她背脊挺得更直,眼神与他对峙,毫不退缩。
容君珩停下动作,薄唇轻启:
“你怎么知道嫁给我不会快乐?”
“刚才陪你在外面玩儿,你不开心?”
男人一串问话突然丟过来,阮芷愣了半晌,反应过来后心底莫名有些别扭和不自在。
先前的放松快乐此时像被他抓住了什么把柄般。
她神色变得清冷,避开他的话题,沉声道:
“我忘了说,撇开我说的那些原因不谈,我不想再跟你们容家任何一个人扯上关系,我只想离你们越远越好。”
容君珩紧盯着她的黑眸变得锐利,仿佛要钻进她心里一探究竟。
阮芷在他阵阵压迫下鼓起勇气,不自觉轻抿下唇,开口:
“你不是说会补偿我,不管我提出任何要求,你都会办到吗?”
客厅寂静无声。
片刻后,容君珩低沉微磁的嗓音才响起:
“好,如你所愿。”
既然不愿,那就成全她,这点度量他还是有的。
只是……
别再给他机会……
他的耐心也不怎么好。
阮芷微怔,悬在心底的大石头彻底落了地。
在别墅住了两天,除了吃饭下楼,她几乎都呆在房间里,没再见到那男人。
但她知道他很忙,不是开视频会议,就是在书房忙工作讲电话,晚上还得熬夜给国外下属开会。
有空都是在健身房健身,跟阿星练拳。
吃饭时偶尔听宋妈提了几嘴,她想不知道都难。
天气预报还挺准的,果然连下了三天雪,是榕城近十年来下得最大的一场雪。
全市交通出行都受到不小影响。
她过了三天与世隔绝的日子,宁静而平和。
直到第四天久违的太阳冒出头,安静了几天的手机骤然响起。
看了眼来电人,她平静接起:
“小叔。

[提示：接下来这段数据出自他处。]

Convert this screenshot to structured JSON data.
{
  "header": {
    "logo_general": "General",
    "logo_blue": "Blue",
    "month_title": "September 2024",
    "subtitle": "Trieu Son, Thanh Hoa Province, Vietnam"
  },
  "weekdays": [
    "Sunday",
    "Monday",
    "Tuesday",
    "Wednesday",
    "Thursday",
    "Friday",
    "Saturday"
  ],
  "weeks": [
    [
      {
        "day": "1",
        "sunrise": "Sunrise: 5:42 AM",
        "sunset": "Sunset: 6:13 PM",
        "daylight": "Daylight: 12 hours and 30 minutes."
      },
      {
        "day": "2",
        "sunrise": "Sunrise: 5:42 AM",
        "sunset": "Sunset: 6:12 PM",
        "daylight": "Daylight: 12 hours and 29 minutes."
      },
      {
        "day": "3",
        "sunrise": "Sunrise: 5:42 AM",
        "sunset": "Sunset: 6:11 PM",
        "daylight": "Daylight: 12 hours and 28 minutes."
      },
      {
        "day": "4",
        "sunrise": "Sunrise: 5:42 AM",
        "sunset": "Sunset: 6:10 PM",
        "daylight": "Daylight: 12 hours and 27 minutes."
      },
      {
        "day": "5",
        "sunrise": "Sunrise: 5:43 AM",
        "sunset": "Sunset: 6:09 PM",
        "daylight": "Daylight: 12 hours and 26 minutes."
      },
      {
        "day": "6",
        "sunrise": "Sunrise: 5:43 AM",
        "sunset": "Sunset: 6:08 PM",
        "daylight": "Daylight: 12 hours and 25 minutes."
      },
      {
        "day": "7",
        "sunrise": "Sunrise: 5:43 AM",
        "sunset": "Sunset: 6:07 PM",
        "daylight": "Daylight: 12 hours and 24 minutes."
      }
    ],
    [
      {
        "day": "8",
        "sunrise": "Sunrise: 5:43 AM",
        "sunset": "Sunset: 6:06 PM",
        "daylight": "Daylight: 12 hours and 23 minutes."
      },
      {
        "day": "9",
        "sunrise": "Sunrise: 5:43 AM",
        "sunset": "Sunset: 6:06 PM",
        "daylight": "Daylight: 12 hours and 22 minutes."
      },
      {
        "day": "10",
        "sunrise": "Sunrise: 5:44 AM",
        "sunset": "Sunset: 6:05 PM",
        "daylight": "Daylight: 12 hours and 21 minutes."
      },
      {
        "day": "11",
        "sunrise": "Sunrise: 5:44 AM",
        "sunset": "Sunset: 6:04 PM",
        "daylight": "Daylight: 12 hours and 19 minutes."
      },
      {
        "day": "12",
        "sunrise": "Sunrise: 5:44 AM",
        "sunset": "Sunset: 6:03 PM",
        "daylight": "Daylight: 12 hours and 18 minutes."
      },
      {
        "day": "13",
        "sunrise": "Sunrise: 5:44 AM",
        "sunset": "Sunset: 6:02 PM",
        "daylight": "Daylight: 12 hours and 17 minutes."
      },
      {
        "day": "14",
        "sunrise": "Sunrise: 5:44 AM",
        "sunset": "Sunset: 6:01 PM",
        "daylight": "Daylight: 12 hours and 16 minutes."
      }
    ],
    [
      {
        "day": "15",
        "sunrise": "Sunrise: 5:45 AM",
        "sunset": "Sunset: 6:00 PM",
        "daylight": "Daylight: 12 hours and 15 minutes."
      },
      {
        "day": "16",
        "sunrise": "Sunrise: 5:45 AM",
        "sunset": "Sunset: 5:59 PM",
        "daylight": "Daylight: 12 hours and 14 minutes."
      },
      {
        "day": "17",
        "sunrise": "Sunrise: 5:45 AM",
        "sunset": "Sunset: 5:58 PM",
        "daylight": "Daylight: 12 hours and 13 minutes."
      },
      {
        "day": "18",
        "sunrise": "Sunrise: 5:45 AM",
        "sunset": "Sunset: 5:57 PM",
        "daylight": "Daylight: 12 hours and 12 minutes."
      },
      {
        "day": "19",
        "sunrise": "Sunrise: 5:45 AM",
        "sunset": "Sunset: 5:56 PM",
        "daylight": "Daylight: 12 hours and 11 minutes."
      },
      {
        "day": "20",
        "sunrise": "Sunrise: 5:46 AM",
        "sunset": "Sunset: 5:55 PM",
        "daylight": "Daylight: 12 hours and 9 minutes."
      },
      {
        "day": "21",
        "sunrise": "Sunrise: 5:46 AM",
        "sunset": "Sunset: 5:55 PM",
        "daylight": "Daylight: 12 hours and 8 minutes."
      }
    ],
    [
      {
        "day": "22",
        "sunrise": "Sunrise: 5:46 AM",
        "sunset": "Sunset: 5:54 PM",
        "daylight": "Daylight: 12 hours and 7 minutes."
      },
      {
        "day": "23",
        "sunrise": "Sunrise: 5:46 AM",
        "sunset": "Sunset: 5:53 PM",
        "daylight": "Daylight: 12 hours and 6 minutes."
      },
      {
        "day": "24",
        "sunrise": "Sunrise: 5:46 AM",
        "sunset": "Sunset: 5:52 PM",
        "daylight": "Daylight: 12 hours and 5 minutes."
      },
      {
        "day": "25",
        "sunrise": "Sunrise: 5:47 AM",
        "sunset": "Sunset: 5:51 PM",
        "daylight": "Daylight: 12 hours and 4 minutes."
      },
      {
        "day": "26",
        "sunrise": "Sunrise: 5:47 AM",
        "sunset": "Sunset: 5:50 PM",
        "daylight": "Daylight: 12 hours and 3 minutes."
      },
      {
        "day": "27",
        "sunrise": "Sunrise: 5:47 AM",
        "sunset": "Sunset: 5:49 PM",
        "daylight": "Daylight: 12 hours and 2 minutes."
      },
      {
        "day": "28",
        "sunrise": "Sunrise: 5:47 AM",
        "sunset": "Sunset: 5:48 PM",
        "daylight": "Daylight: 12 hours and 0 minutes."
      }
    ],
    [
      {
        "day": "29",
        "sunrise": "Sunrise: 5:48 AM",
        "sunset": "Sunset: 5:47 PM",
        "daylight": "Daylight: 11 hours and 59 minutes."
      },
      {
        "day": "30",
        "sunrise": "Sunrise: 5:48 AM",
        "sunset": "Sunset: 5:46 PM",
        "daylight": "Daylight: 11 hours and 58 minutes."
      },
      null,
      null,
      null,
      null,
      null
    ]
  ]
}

”
“小芷,你在哪?容少说你失踪几天了,到处都找不到你人,现在在阮家等你,你赶紧回来一趟。”
阮修明严肃的嗓音极沉,似在克制着怒火。
“小叔,你让他回去,我会联系他。”
阮芷淡眸里划过一丝讥讽。
容澈是怎么有脸找去阮家的,他还真不怕劈腿的事闹到圈子里人尽皆知。
阮修明听出她语气里的不对劲,试探问:
“你跟小叔说实话,是不是容少做了对不起你的事?”
阮芷唇角抿紧。
阮修明顿时了然,目光闪烁。
他叹了一口气:
“小叔知道你受了委屈,但你也不能一直避而不见,还是早点跟他把话说清楚。他毕竟是容家太子爷,这件事不妥善处理好,对你、对我们阮家都没半点好处。”